Now however, the city is gaining a reputation for hosting Peru’s craziest carnival, opening with what may be Latin America’s biggest water fight. Every year people descend en masse upon the main square with water balloons, pistols and buckets in hand to engage in a free-for-all that leaves no-one free from an almighty drenching.
Authorities in Cajamarca initially sought to ban the so called “balloon wars” due to concerns over potential damage that might be caused to the city’s architectural heritage.
Detractors of the practice have also claimed that it wastes precious water resources.
Most residents of Cajamarca however have a far more sanguine take on a practice which as one resident told local channel RPP Noticias “does not harm the ozone layer, or anything else” and is really just “good clean fun.”
Such is the popularity and the importance of water ballon throwing in the festivities that the authorities have had no choice, not only to accommodate it, but to officialise it, a move that they hope will keep people away from the main square and the most sensitive heritage sites.

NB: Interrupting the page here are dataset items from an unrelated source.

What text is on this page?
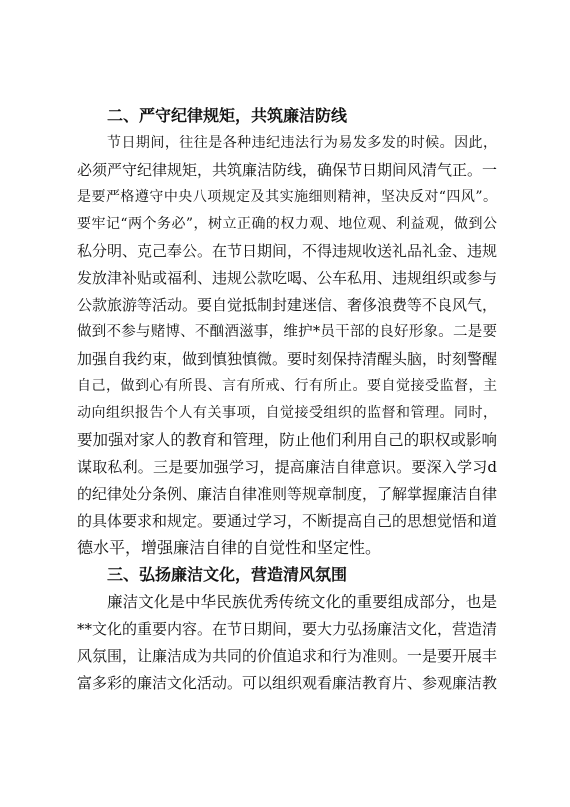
二、严守纪律规矩，共筑廉洁防线
节日期间，往往是各种违纪违法行为易发多发的时候。因此，
必须严守纪律规矩，共筑廉洁防线，确保节日期间风清气正。一
是要严格遵守中央八项规定及其实施细则精神，坚决反对“四风”。
要牢记“两个务必”，树立正确的权力观、地位观、利益观，做到公
私分明、克己奉公。在节日期间，不得违规收送礼品礼金、违规
发放津补贴或福利、违规公款吃喝、公车私用、违规组织或参与
公款旅游等活动。要自觉抵制封建迷信、奢侈浪费等不良风气，
做到不参与赌博、不酗酒滋事，维护*员干部的良好形象。二是要
加强自我约束，做到慎独慎微。要时刻保持清醒头脑，时刻警醒
自己，做到心有所畏、言有所戒、行有所止。要自觉接受监督，主
动向组织报告个人有关事项，自觉接受组织的监督和管理。同时，
要加强对家人的教育和管理，防止他们利用自己的职权或影响
谋取私利。三是要加强学习，提高廉洁自律意识。要深入学习d
的纪律处分条例、廉洁自律准则等规章制度，了解掌握廉洁自律
的具体要求和规定。要通过学习，不断提高自己的思想觉悟和道
德水平，增强廉洁自律的自觉性和坚定性。
三、弘扬廉洁文化，营造清风氛围
廉洁文化是中华民族优秀传统文化的重要组成部分，也是
**文化的重要内容。在节日期间，要大力弘扬廉洁文化，营造清
风氛围，让廉洁成为共同的价值追求和行为准则。一是要开展丰
富多彩的廉洁文化活动。可以组织观看廉洁教育片、参观廉洁教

This weekend marked the second official “ballon war”, held in the Qhapaq Ñan complex, a wetland area which the municipality has equipped with a large cistern and hoses for the revellers to fill their balloons.
Prizes, competitions, and, of course, free water balloons were also on offer.
The result was an enjoyable and very wet afternoon at Qhapaq Ñan for families, young and old alike.
However, as can be seen in videos taken of the celebrations on Facebook page Cajamarca Reporteros, the vast majority of people still chose to celebrate in centre of the city with local police largely powerless to stop them beyond breaking a few bags of balloons.
Officials are nevertheless confident that over the next few years Qhapaq Ñan will be the primary battleground for the balloon wars as the celebration that has earned Cajamarca the official congressional title of “Capital of the Peruvian Carnival” only continues to grow in popularity.